CausalArmor: Efficient Indirect Prompt Injection Guardrails via Causal Attribution

AI agents equipped with tool-calling capabilities are susceptible to Indirect Prompt Injection (IPI) attacks. In this attack scenario, malicious commands hidden within untrusted content trick the agent into performing unauthorized actions. Existing defenses can reduce attack success but often suffer from the over-defense dilemma: they deploy expensive, always-on sanitization regardless of actual threat, thereby degrading utility and latency even in benign scenarios. We revisit IPI through a causal ablation perspective: a successful injection manifests as a dominance shift where the user request no longer provides decisive support for the agent's privileged action, while a particular untrusted segment, such as a retrieved document or tool output, provides disproportionate attributable influence. Based on this signature, we propose CausalArmor, a selective defense framework that (i) computes lightweight, leave-one-out ablation-based attributions at privileged decision points, and (ii) triggers targeted sanitization only when an untrusted segment dominates the user intent. Additionally, CausalArmor employs retroactive Chain-of-Thought masking to prevent the agent from acting on ``poisoned'' reasoning traces. We present a theoretical analysis showing that sanitization based on attribution margins conditionally yields an exponentially small upper bound on the probability of selecting malicious actions. Experiments on AgentDojo and DoomArena demonstrate that CausalArmor matches the security of aggressive defenses while improving explainability and preserving utility and latency of AI agents.

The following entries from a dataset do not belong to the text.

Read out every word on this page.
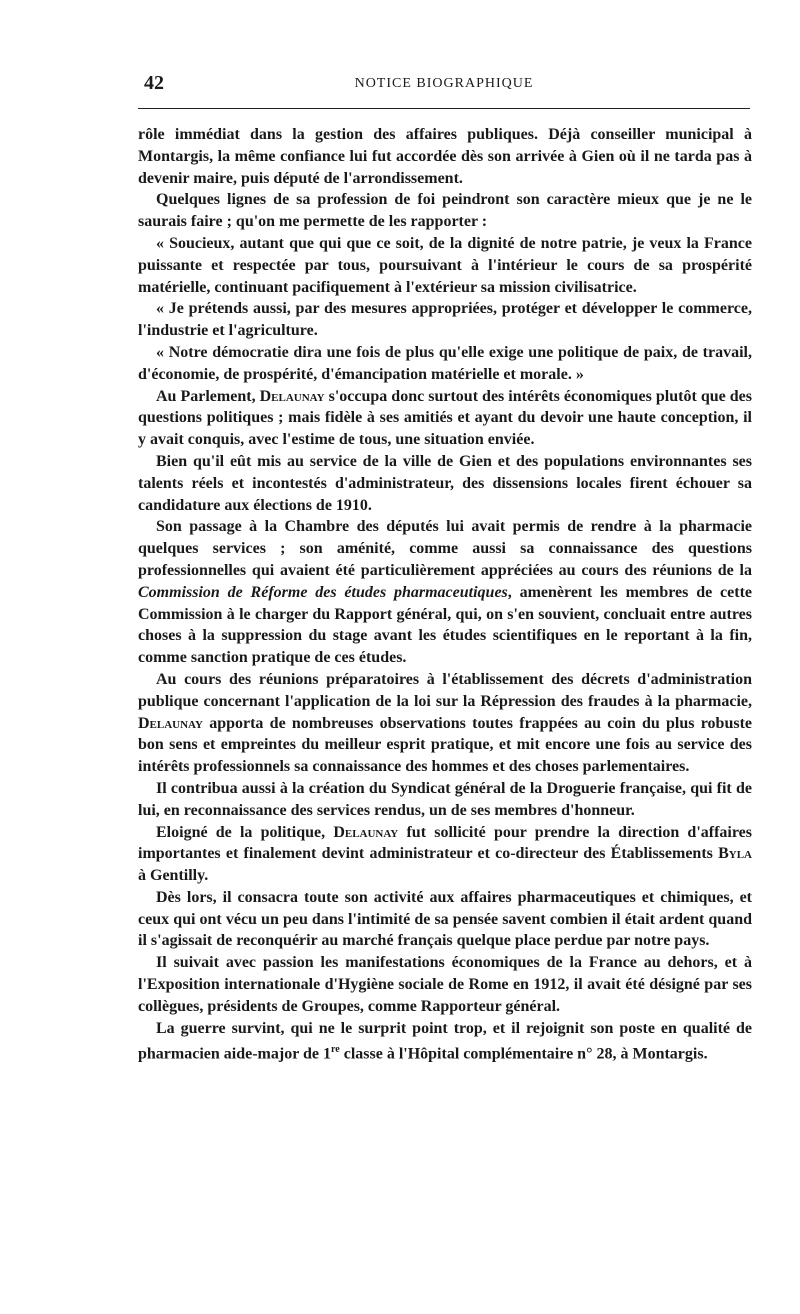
42	NOTICE BIOGRAPHIQUE

rôle immédiat dans la gestion des affaires publiques. Déjà conseiller municipal à Montargis, la même confiance lui fut accordée dès son arrivée à Gien où il ne tarda pas à devenir maire, puis député de l'arrondissement.

Quelques lignes de sa profession de foi peindront son caractère mieux que je ne le saurais faire ; qu'on me permette de les rapporter :

« Soucieux, autant que qui que ce soit, de la dignité de notre patrie, je veux la France puissante et respectée par tous, poursuivant à l'intérieur le cours de sa prospérité matérielle, continuant pacifiquement à l'extérieur sa mission civilisatrice.

« Je prétends aussi, par des mesures appropriées, protéger et développer le commerce, l'industrie et l'agriculture.

« Notre démocratie dira une fois de plus qu'elle exige une politique de paix, de travail, d'économie, de prospérité, d'émancipation matérielle et morale. »

Au Parlement, Delaunay s'occupa donc surtout des intérêts économiques plutôt que des questions politiques ; mais fidèle à ses amitiés et ayant du devoir une haute conception, il y avait conquis, avec l'estime de tous, une situation enviée.

Bien qu'il eût mis au service de la ville de Gien et des populations environnantes ses talents réels et incontestés d'administrateur, des dissensions locales firent échouer sa candidature aux élections de 1910.

Son passage à la Chambre des députés lui avait permis de rendre à la pharmacie quelques services ; son aménité, comme aussi sa connaissance des questions professionnelles qui avaient été particulièrement appréciées au cours des réunions de la Commission de Réforme des études pharmaceutiques, amenèrent les membres de cette Commission à le charger du Rapport général, qui, on s'en souvient, concluait entre autres choses à la suppression du stage avant les études scientifiques en le reportant à la fin, comme sanction pratique de ces études.

Au cours des réunions préparatoires à l'établissement des décrets d'administration publique concernant l'application de la loi sur la Répression des fraudes à la pharmacie, Delaunay apporta de nombreuses observations toutes frappées au coin du plus robuste bon sens et empreintes du meilleur esprit pratique, et mit encore une fois au service des intérêts professionnels sa connaissance des hommes et des choses parlementaires.

Il contribua aussi à la création du Syndicat général de la Droguerie française, qui fit de lui, en reconnaissance des services rendus, un de ses membres d'honneur.

Eloigné de la politique, Delaunay fut sollicité pour prendre la direction d'affaires importantes et finalement devint administrateur et co-directeur des Établissements Byla à Gentilly.

Dès lors, il consacra toute son activité aux affaires pharmaceutiques et chimiques, et ceux qui ont vécu un peu dans l'intimité de sa pensée savent combien il était ardent quand il s'agissait de reconquérir au marché français quelque place perdue par notre pays.

Il suivait avec passion les manifestations économiques de la France au dehors, et à l'Exposition internationale d'Hygiène sociale de Rome en 1912, il avait été désigné par ses collègues, présidents de Groupes, comme Rapporteur général.

La guerre survint, qui ne le surprit point trop, et il rejoignit son poste en qualité de pharmacien aide-major de 1re classe à l'Hôpital complémentaire n° 28, à Montargis.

翻译：具备工具调用能力的AI智能体易受间接提示注入攻击。在此类攻击场景中，隐藏于不可信内容中的恶意指令会诱使智能体执行未授权操作。现有防御方法虽能降低攻击成功率，但常面临过度防御困境：无论实际威胁是否存在，均采用持续运行的高成本净化机制，导致即使在良性场景下也会损害系统效用并增加延迟。本文通过因果消融视角重新审视间接提示注入：成功的注入表现为支配性转移——用户请求不再为智能体的特权操作提供决定性支持，而特定不可信片段（如检索文档或工具输出）产生不成比例的归因性影响。基于此特征，我们提出CausalArmor选择性防御框架，其具备以下特性：（i）在特权决策点计算基于留一法消融的轻量级归因；（ii）仅当不可信片段支配用户意图时触发定向净化。此外，CausalArmor采用追溯式思维链掩码机制，防止智能体基于“污染”推理轨迹执行操作。理论分析表明，基于归因边际的净化机制能以指数级小的上界条件化约束恶意操作的选择概率。在AgentDojo与DoomArena平台上的实验证明，CausalArmor在保持攻击防御能力与激进方案相当的同时，显著提升可解释性，并有效维护AI智能体的实用性与响应延迟。